Proposal for new ISO C 9x time API

John Cowan cowan at
Wed Oct 7 15:30:20 UTC 1998

Paul Eggert wrote:

> strfxtime and the other primitives currently return garbage unless you
> pass them a TIME_UTC timestamp.  I suppose one could argue that they
> return well-defined garbage; but this well-defined garbage is useless
> for practical applications.

How about encoding the time type in the struct xtime itself?  That
permits safe error checking and the use of mixed time types 
particularly UTC vs. local in contexts like logs -- some devices
that need to make log entries may not know the UTC time, only
some random local time.

>     Suppose implementation X internally uses a clock with TAI seconds,
>     but it doesn't know the TAI epoch;

Are not TAI seconds precisely the same as UTC seconds?  TAI minutes,
hours, days, months, years are different, but not seconds, IIRC:
1 TAI second = 1 UTC second = 9,192,631,770 cesium vibrations.

>     that is, it knows the leap
>     second or seconds within a window of a few months around the
>     current time, and it knows the relationship between its internal
>     clock and UTC within this window, but it doesn't know all the leap
>     seconds back to 1972.

I think that a more likely state is that it knows the earlier leap
seconds between Now and 1972, but is missing some number (potentially
zero) of the later ones.  This corresponds to an un-updated leap
second table.

>     This seems backwards to
>     me; fundamentally, the implementation is based on TAI not UTC, and
>     it should have some way to report this to the application.

What does it mean to be "based on TAI" at the second level?

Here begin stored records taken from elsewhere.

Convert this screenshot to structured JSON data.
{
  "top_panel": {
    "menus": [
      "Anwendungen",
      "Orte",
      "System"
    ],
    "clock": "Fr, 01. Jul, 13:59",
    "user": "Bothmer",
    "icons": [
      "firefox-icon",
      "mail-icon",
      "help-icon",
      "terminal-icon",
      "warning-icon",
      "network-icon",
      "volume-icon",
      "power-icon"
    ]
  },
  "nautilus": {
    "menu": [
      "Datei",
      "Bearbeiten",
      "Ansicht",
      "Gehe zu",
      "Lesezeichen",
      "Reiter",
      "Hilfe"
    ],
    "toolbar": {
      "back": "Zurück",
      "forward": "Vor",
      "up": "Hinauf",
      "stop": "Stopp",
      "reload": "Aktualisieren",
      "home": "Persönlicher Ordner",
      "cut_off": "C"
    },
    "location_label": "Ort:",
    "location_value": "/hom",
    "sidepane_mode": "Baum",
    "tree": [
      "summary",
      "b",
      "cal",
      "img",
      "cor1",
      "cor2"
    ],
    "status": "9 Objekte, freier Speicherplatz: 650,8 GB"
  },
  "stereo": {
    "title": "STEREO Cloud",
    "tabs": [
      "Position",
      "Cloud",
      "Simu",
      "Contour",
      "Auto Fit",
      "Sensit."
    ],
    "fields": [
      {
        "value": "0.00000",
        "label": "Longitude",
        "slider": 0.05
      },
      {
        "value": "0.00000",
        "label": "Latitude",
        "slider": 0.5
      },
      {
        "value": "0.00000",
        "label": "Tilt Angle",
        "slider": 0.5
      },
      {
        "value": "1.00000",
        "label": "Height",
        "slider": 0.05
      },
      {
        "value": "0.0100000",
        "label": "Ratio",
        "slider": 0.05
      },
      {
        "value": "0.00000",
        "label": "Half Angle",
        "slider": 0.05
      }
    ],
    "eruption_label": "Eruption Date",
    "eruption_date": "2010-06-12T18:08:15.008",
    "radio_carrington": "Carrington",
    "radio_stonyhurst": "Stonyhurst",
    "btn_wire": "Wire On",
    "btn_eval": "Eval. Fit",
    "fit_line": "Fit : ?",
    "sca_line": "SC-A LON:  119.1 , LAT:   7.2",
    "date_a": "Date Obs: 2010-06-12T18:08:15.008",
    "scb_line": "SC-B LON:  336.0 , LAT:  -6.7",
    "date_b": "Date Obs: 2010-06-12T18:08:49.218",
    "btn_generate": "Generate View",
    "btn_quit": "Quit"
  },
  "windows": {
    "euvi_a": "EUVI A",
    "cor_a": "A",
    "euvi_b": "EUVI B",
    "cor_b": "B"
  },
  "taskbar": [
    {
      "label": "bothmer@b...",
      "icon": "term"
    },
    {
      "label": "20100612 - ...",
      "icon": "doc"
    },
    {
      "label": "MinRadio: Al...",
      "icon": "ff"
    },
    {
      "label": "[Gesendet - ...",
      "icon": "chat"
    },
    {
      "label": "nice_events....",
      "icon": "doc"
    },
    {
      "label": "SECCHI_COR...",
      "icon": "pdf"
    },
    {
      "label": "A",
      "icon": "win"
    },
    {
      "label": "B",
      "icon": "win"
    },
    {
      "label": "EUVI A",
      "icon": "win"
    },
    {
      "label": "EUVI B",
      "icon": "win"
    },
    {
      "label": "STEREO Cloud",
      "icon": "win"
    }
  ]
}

> If you combine solutions (2) and (3), then you don't need the current
> TIME_UTC any more.  It's enough to have the generalization of TIME_TAI
> with implementation-defined epoch, along with the variant of TIME_UTC
> that never reports leap seconds.

A TIME_UTC that doesn't report leap seconds is not UTC at all, but
TAI-10.  Its minutes are always exactly 60 sec long.
John Cowan		cowan at
	You tollerday donsk?  N.  You tolkatiff scowegian?  Nn.
	You spigotty anglease?  Nnn.  You phonio saxo?  Nnnn.